I am running Couch base server 4.0 with sync gateway 1.1.1 on 5 nodes community version.
(After this issue started then i have upgraded couchbase from 3.0.1 to 4.0 and sync gateway from 1.1.o to 1.1.1)
Since last week Couchbase sync gateway CPU was suddenly goes high and it never come back down unless restart server or restart sync gateway. It happens randomly on 1 or 2 nodes and rest of the nodes cpu utilization less than 5%
When this thing happens some times sync gateway does not respond anymore and only option to restart the server and start sync gateway.
Please see syncgateway logs during high CPU.
15:48:10.052627 2016-03-29T15:48:10.052+11:00 HTTP: #788877: --> 599 Write error: write tcp 172.16.1.76:17733: broken pipe (0.0 ms)
15:48:10.150459 2016-03-29T15:48:10.150+11:00 HTTP: #786922: --> 599 Write error: write tcp 172.16.1.76:9273: broken pipe (0.0 ms)
15:48:10.150843 2016-03-29T15:48:10.150+11:00 HTTP: #786921: --> 599 Write error: write tcp 172.16.1.76:62977: broken pipe (0.0 ms)
15:48:10.151158 2016-03-29T15:48:10.151+11:00 HTTP: #786923: --> 599 Write error: write tcp 172.16.1.76:54098: broken pipe (0.0 ms)
15:48:10.152551 2016-03-29T15:48:10.152+11:00 HTTP: #786924: --> 599 Write error: write tcp 172.16.1.76:31611: broken pipe (0.0 ms)
15:48:10.207185 2016-03-29T15:48:10.207+11:00 HTTP auth failed for username=“user_1750535”

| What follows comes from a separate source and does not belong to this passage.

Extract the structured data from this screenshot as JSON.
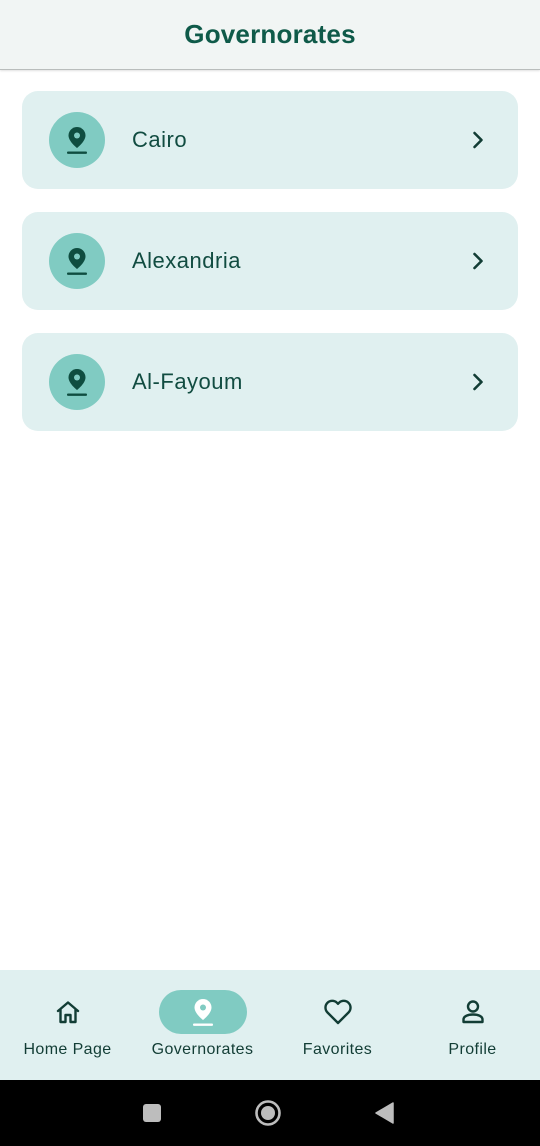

BTW 172.16.1.76 is our hardware load balance IP as external traffic comes through load balance and then forward that traffic to couchbase sync gateway nodes.
I have tried settings revision limit to 20 and increased “maxFileDescriptors” to 10000 from 5000 default limit and also increased open files limit to “20000” in centos.
Please let me know what other things i can try to fix this issue as this is causing system unstable and going offline quite often. If you need more information please inform me.